Une affaire qui refait surface grâce à l'ADN
Les enquêteurs de la Sûreté publique de Monaco avaient minutieusement analysé les empreintes digitales, l'ADN et les images de vidéosurveillance sans parvenir à identifier le coupable pendant de longues années. C'est en été 2022 que le bureau d'Interpol à Berne a informé les autorités monégasques d'une correspondance ADN avec un homme impliqué dans des affaires de vols en Suisse : Robert Konovalov Radosavljevic.

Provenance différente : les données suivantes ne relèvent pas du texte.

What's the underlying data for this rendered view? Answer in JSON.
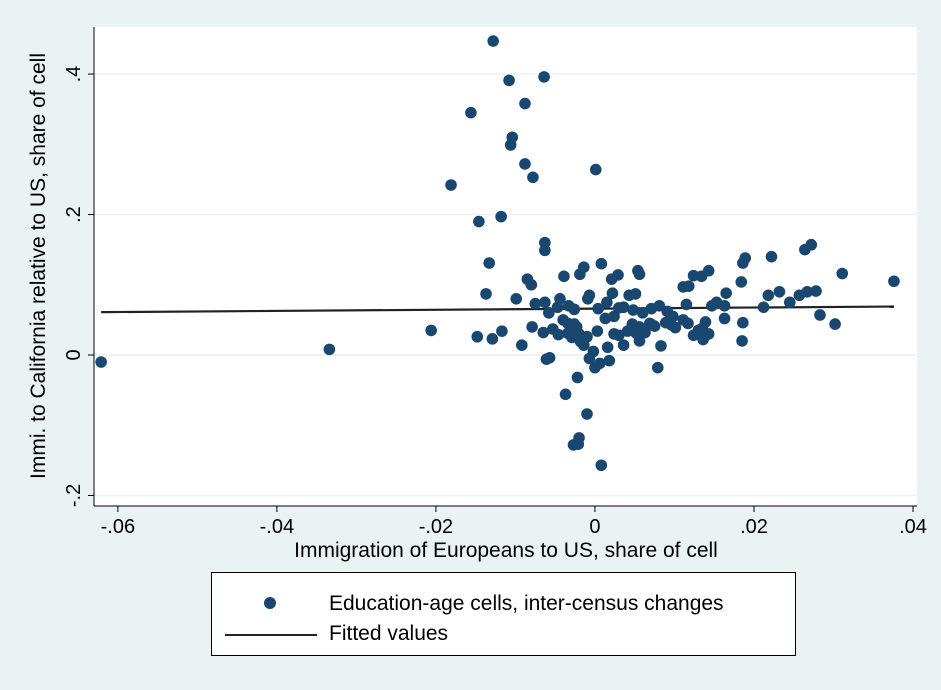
{
  "chart_data": {
    "type": "scatter",
    "xlabel": "Immigration of Europeans to US, share of cell",
    "ylabel": "Immi. to California relative to US, share of cell",
    "xlim": [
      -0.063,
      0.0405
    ],
    "ylim": [
      -0.215,
      0.467
    ],
    "x_ticks": [
      {
        "value": -0.06,
        "label": "-.06"
      },
      {
        "value": -0.04,
        "label": "-.04"
      },
      {
        "value": -0.02,
        "label": "-.02"
      },
      {
        "value": 0,
        "label": "0"
      },
      {
        "value": 0.02,
        "label": ".02"
      },
      {
        "value": 0.04,
        "label": ".04"
      }
    ],
    "y_ticks": [
      {
        "value": -0.2,
        "label": "-.2"
      },
      {
        "value": 0,
        "label": "0"
      },
      {
        "value": 0.2,
        "label": ".2"
      },
      {
        "value": 0.4,
        "label": ".4"
      }
    ],
    "grid": "horizontal",
    "legend_position": "bottom",
    "colors": {
      "marker": "#1a476f",
      "fit_line": "#222222",
      "outer_bg": "#eaf2f3",
      "plot_bg": "#ffffff",
      "grid": "#eaf2f3"
    },
    "series": [
      {
        "name": "Education-age cells, inter-census changes",
        "kind": "scatter",
        "points": [
          [
            -0.0621,
            -0.01
          ],
          [
            -0.0334,
            0.008
          ],
          [
            -0.0206,
            0.035
          ],
          [
            -0.0148,
            0.026
          ],
          [
            -0.0128,
            0.447
          ],
          [
            -0.0156,
            0.345
          ],
          [
            -0.0108,
            0.391
          ],
          [
            -0.0064,
            0.396
          ],
          [
            -0.0088,
            0.358
          ],
          [
            -0.0104,
            0.31
          ],
          [
            -0.0106,
            0.299
          ],
          [
            -0.0088,
            0.272
          ],
          [
            -0.0078,
            0.253
          ],
          [
            -0.0181,
            0.242
          ],
          [
            -0.0146,
            0.19
          ],
          [
            -0.0118,
            0.197
          ],
          [
            0.0001,
            0.264
          ],
          [
            -0.0133,
            0.131
          ],
          [
            -0.0063,
            0.16
          ],
          [
            -0.0063,
            0.149
          ],
          [
            -0.0137,
            0.087
          ],
          [
            -0.0099,
            0.08
          ],
          [
            -0.0085,
            0.108
          ],
          [
            -0.008,
            0.1
          ],
          [
            -0.0047,
            0.068
          ],
          [
            -0.0039,
            0.112
          ],
          [
            -0.0033,
            0.07
          ],
          [
            -0.0063,
            0.075
          ],
          [
            -0.0058,
            0.06
          ],
          [
            -0.0044,
            0.08
          ],
          [
            -0.0019,
            0.115
          ],
          [
            -0.0014,
            0.125
          ],
          [
            -0.0009,
            0.08
          ],
          [
            -0.0007,
            0.085
          ],
          [
            0.0004,
            0.066
          ],
          [
            0.0008,
            0.13
          ],
          [
            0.0015,
            0.075
          ],
          [
            0.0021,
            0.108
          ],
          [
            0.0029,
            0.114
          ],
          [
            0.0036,
            0.068
          ],
          [
            0.0043,
            0.085
          ],
          [
            0.0051,
            0.087
          ],
          [
            0.0054,
            0.12
          ],
          [
            0.0056,
            0.115
          ],
          [
            0.006,
            0.06
          ],
          [
            0.0071,
            0.066
          ],
          [
            0.0081,
            0.07
          ],
          [
            0.0091,
            0.062
          ],
          [
            0.0098,
            0.055
          ],
          [
            0.0111,
            0.097
          ],
          [
            0.0118,
            0.098
          ],
          [
            0.0124,
            0.113
          ],
          [
            0.0134,
            0.112
          ],
          [
            0.0143,
            0.12
          ],
          [
            0.0147,
            0.07
          ],
          [
            0.0163,
            0.07
          ],
          [
            0.0165,
            0.088
          ],
          [
            0.0184,
            0.104
          ],
          [
            0.0186,
            0.131
          ],
          [
            0.0189,
            0.138
          ],
          [
            0.0212,
            0.068
          ],
          [
            0.0218,
            0.085
          ],
          [
            0.0222,
            0.14
          ],
          [
            0.0232,
            0.09
          ],
          [
            0.0245,
            0.075
          ],
          [
            0.0257,
            0.085
          ],
          [
            0.0264,
            0.15
          ],
          [
            0.0267,
            0.09
          ],
          [
            0.0272,
            0.157
          ],
          [
            0.0278,
            0.091
          ],
          [
            0.0283,
            0.057
          ],
          [
            0.0302,
            0.044
          ],
          [
            0.0311,
            0.116
          ],
          [
            0.0376,
            0.105
          ],
          [
            -0.0129,
            0.023
          ],
          [
            -0.0117,
            0.034
          ],
          [
            -0.0092,
            0.014
          ],
          [
            -0.0079,
            0.04
          ],
          [
            -0.0065,
            0.032
          ],
          [
            -0.0061,
            -0.006
          ],
          [
            -0.0057,
            -0.004
          ],
          [
            -0.0053,
            0.037
          ],
          [
            -0.0046,
            0.029
          ],
          [
            -0.004,
            0.05
          ],
          [
            -0.0034,
            0.045
          ],
          [
            -0.0034,
            0.031
          ],
          [
            -0.0029,
            0.025
          ],
          [
            -0.0026,
            0.044
          ],
          [
            -0.0023,
            0.04
          ],
          [
            -0.002,
            0.03
          ],
          [
            -0.0018,
            0.019
          ],
          [
            -0.0014,
            0.014
          ],
          [
            -0.001,
            0.026
          ],
          [
            -0.0007,
            -0.005
          ],
          [
            -0.0002,
            0.005
          ],
          [
            0.0,
            -0.018
          ],
          [
            0.0003,
            0.034
          ],
          [
            0.0006,
            -0.012
          ],
          [
            0.0013,
            0.052
          ],
          [
            0.0016,
            0.011
          ],
          [
            0.0018,
            -0.008
          ],
          [
            0.0024,
            0.055
          ],
          [
            0.003,
            0.028
          ],
          [
            0.0036,
            0.014
          ],
          [
            0.0041,
            0.034
          ],
          [
            0.0047,
            0.044
          ],
          [
            0.0052,
            0.031
          ],
          [
            0.0056,
            0.02
          ],
          [
            0.0063,
            0.032
          ],
          [
            0.0069,
            0.045
          ],
          [
            0.0075,
            0.041
          ],
          [
            0.0079,
            -0.018
          ],
          [
            0.0083,
            0.013
          ],
          [
            0.0089,
            0.046
          ],
          [
            0.0096,
            0.043
          ],
          [
            0.0101,
            0.039
          ],
          [
            0.0111,
            0.05
          ],
          [
            0.0117,
            0.045
          ],
          [
            0.0124,
            0.028
          ],
          [
            0.013,
            0.035
          ],
          [
            0.0135,
            0.038
          ],
          [
            0.0136,
            0.022
          ],
          [
            0.0139,
            0.047
          ],
          [
            0.0143,
            0.03
          ],
          [
            0.0153,
            0.075
          ],
          [
            0.0163,
            0.052
          ],
          [
            0.0185,
            0.02
          ],
          [
            0.0186,
            0.046
          ],
          [
            -0.0037,
            -0.056
          ],
          [
            -0.0027,
            -0.128
          ],
          [
            -0.0021,
            -0.127
          ],
          [
            -0.002,
            -0.118
          ],
          [
            -0.001,
            -0.084
          ],
          [
            -0.0022,
            -0.032
          ],
          [
            0.0008,
            -0.157
          ],
          [
            0.0022,
            0.088
          ],
          [
            0.003,
            0.067
          ],
          [
            0.0048,
            0.064
          ],
          [
            0.0072,
            0.043
          ],
          [
            0.0115,
            0.072
          ],
          [
            -0.0075,
            0.073
          ],
          [
            -0.0026,
            0.065
          ],
          [
            0.0024,
            0.03
          ],
          [
            0.0056,
            0.04
          ]
        ]
      },
      {
        "name": "Fitted values",
        "kind": "line",
        "points": [
          [
            -0.0621,
            0.061
          ],
          [
            0.0376,
            0.069
          ]
        ]
      }
    ]
  }
}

Un mandat d'arrêt international avait été émis, mais son extradition n'a été effective que le 20 décembre 2023, après qu'il ait purgé une peine de prison en Suisse. Placé en détention provisoire à Monaco, il a nié toute implication lors de son audition par le juge d'instruction.
Des préjudices matériels considérables
Les cambriolages visés par ce procès ont causé des dégâts financiers particulièrement lourds. Le 27 juillet 2014, dans une villa du chemin de La Rousse, des bijoux, pièces d'or et montres d'une valeur estimée à plus de 1,5 million d'euros ont été dérobés. Un autre vol, perpétré les 15 et 16 août 2014 dans la résidence Victor Palace sur l'avenue de Grande-Bretagne, a entraîné la disparition de vêtements, bijoux, espèces et une montre pour un montant supérieur à 260 000 euros.
Malgré l'importance de ces préjudices, aucune partie civile ne s'est pour l'heure manifestée en vue du procès au tribunal criminel.
Un dossier distinct d'une autre affaire similaire
Il est à noter qu'un autre Serbe, Danijel Milenkovic, âgé de 34 ans, a été condamné le 4 décembre 2023 à 4 ans de prison ferme par le tribunal criminel de Monaco pour l'un de ces cambriolages, celui de la résidence Victor Palace. Arrêté en Suisse début 2022, il avait été rapidement extradé, ce qui a conduit à la disjonction des deux dossiers.
Des débats axés sur la preuve ADN
La défense de l'accusé, assurée par Me Hervé Campana du barreau de Monaco, devrait maintenir la ligne de la contestation des faits. Les débats à l'audience devraient principalement se concentrer sur l'analyse de l'ADN, avec la présence prévue de plusieurs experts à la barre :
- Un expert du laboratoire d'identification génétique
- Un psychologue
- Le directeur d'enquête de la Sûreté publique
Cette affaire intervient dans un contexte où Monaco avait enregistré une baisse significative des cambriolages en 2014, avec 24 cas recensés entre janvier et août contre 37 à la même période en 2013, soit une diminution de 35%. Toutefois, cette statistique n'avait pas totalement apaisé le sentiment d'insécurité ressenti par la population après la série de six vols et tentatives de vol survenue cet été-là.
À titre de comparaison, sur l'ensemble de l'année 2025, la Sûreté publique a recensé 12 cambriolages, contre 17 en 2024, ce qui représente une baisse de 29%.